The program is supported by a grant from the Missouri State Board of Nursing and the Missouri Department of Higher Education. The grant also provides scholarships for full-time and part-time students in the first year of the new program.
“This scholarship, which is only available to students who start in 2018, is the perfect opportunity for nurses who want to share their experience and love of nursing in the classroom,” said Gina Oliver, faculty member in the School of Nursing.
Scholarship recipients will have to agree to teach in Missouri nursing programs for three years after graduation.
“The shortage of nurses in Missouri is at an all-time high,” said Heidi Lucas, director of the Missouri Nurses Association. “But to graduate more nurses, our colleges and universities have to have more capacity. When programs like this produce nurse educators, nursing programs can hire more instructors. In turn, the state can educate more future nurses.”
Mizzou’s new online RN-MSN curriculum eliminates redundant course for those in the special pathway. Students can opt out of four required undergraduate-level courses and take six graduate-level courses with similar topics instead.

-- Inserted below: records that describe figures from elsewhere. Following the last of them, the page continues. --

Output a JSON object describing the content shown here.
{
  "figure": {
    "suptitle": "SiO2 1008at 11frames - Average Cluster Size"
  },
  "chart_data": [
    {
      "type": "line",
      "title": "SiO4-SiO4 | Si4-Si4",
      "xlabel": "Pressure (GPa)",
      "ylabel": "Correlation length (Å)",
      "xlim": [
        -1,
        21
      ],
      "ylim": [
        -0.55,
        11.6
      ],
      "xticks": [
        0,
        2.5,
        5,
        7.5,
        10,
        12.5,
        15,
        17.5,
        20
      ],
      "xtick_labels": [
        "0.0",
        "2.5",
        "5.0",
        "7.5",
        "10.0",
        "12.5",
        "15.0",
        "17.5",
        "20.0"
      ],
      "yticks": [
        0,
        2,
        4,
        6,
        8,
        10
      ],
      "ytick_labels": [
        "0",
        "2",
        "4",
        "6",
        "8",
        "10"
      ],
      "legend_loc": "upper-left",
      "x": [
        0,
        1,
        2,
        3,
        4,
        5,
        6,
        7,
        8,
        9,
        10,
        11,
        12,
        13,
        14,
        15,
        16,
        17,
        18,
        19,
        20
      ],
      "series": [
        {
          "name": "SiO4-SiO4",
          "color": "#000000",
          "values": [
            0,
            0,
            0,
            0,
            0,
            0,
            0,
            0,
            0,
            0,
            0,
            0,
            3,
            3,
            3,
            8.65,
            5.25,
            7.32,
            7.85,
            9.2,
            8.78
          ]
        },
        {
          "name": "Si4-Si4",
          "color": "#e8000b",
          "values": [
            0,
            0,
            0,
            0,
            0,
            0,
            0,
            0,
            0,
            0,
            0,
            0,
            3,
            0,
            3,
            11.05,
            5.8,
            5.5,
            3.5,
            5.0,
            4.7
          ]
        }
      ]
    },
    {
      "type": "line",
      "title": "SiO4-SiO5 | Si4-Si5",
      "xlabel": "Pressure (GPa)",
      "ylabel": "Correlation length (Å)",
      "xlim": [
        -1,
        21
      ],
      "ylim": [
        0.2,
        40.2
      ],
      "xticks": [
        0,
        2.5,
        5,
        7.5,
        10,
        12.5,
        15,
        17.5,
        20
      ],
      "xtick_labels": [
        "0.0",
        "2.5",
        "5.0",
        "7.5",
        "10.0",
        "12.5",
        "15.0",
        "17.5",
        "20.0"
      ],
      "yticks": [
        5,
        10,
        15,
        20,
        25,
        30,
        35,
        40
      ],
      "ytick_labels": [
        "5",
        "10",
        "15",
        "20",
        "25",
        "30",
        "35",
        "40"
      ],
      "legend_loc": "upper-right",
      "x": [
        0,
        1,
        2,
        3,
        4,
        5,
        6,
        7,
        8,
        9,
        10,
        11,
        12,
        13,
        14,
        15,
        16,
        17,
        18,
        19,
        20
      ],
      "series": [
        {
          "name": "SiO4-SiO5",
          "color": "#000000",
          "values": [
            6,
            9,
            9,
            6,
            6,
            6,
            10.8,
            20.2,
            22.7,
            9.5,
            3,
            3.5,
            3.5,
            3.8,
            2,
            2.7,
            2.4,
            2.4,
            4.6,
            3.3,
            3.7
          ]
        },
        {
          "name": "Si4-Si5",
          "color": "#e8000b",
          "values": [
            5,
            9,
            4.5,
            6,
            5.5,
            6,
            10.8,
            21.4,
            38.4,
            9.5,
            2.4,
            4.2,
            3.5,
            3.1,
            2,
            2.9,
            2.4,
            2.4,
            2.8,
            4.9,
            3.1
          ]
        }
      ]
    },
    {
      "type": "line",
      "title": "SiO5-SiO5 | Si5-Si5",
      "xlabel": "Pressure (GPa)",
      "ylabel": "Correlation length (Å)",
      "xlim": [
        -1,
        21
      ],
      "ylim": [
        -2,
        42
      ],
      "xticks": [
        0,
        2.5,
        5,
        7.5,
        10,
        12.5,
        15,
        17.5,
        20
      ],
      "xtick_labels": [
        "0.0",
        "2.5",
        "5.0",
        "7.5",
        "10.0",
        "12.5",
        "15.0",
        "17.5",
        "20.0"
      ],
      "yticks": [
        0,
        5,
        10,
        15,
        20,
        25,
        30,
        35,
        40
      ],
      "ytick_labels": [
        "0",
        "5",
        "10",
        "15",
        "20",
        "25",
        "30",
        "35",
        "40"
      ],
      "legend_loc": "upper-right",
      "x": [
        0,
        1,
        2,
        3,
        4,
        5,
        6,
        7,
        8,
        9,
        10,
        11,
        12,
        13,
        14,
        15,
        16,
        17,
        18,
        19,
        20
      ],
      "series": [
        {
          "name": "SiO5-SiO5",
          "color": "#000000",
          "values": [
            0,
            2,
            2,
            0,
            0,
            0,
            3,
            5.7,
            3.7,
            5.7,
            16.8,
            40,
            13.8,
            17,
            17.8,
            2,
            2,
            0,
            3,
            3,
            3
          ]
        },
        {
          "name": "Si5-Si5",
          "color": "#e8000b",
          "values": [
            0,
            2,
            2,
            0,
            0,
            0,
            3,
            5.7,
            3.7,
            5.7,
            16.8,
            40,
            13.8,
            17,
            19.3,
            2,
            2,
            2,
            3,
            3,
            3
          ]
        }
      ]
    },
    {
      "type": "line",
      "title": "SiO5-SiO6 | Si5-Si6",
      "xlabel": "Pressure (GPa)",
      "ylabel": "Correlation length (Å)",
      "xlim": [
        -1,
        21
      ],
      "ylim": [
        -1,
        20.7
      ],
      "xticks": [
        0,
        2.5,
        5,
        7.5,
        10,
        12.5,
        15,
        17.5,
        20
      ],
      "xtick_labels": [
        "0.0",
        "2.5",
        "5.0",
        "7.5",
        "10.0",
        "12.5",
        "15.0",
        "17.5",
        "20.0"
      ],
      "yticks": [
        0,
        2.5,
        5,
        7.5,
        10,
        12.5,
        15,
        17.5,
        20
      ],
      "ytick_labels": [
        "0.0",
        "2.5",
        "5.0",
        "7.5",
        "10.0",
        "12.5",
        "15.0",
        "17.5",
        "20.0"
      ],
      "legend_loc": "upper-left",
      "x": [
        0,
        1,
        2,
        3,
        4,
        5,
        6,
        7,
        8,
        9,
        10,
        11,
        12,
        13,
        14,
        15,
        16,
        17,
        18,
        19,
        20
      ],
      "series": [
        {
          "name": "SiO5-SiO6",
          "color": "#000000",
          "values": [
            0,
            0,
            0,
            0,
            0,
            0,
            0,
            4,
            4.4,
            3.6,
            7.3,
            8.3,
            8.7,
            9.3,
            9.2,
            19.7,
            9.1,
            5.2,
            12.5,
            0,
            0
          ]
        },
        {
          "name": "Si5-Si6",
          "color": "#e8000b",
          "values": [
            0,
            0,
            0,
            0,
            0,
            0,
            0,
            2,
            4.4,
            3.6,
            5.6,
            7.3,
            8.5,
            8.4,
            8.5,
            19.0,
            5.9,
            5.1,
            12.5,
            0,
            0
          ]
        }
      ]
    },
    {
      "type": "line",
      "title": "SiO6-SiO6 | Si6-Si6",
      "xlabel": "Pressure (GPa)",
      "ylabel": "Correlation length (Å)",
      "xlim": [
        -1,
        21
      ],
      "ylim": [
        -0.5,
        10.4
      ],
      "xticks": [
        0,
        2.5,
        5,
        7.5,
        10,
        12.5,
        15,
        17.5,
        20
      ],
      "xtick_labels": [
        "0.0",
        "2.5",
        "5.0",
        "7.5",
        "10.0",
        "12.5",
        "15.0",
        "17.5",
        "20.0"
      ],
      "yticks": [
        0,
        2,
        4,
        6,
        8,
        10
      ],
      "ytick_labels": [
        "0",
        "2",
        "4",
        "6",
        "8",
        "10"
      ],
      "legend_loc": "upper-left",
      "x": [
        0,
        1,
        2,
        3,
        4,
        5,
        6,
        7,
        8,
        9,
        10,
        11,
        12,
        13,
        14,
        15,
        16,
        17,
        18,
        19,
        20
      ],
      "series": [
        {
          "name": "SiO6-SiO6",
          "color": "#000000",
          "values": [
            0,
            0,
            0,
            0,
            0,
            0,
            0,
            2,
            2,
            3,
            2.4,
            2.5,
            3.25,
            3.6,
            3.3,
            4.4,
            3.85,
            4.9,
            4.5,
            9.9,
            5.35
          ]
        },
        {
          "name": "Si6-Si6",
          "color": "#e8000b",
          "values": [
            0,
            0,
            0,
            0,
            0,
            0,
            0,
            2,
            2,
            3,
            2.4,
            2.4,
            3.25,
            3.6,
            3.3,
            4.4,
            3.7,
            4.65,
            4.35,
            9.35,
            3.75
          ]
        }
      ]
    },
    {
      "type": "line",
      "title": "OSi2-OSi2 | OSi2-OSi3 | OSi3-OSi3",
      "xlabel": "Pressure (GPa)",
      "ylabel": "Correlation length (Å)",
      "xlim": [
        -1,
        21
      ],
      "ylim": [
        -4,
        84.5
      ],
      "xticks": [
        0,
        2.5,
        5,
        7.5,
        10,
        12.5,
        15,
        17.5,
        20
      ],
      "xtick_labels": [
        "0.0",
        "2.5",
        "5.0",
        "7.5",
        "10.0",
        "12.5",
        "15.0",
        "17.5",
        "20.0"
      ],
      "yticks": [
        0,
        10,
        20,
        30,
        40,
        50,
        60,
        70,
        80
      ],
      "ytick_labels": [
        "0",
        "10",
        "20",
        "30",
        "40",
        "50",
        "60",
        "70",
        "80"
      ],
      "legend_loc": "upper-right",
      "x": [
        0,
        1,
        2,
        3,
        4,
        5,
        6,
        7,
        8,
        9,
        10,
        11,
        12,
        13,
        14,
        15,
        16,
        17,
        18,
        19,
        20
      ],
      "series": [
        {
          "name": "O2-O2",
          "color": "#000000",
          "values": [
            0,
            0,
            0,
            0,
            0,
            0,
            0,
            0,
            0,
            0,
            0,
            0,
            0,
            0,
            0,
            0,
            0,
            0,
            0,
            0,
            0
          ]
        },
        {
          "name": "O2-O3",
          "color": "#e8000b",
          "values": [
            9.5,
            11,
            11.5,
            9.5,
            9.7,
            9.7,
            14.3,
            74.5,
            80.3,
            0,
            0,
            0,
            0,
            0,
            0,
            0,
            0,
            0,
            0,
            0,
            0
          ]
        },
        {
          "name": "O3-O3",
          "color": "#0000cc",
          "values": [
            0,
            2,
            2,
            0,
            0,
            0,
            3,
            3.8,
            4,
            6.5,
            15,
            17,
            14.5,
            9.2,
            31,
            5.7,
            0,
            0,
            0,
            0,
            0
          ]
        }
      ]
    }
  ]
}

In addition, credit for two courses will apply to both undergraduate and graduate course work.
Applicants will be admitted to the existing online BSN program and will apply to MU Graduate Studies in the last semester of their undergraduate course work. Those with minimum grade point averages of 3.0 will be admitted to the master’s program. Nurses will have earned their BSN and MS in three to four years.
MU is currently accepting applications for the summer 2018 semester that begins in June. Application deadline for both the program and the scholarship is April 1, 2018.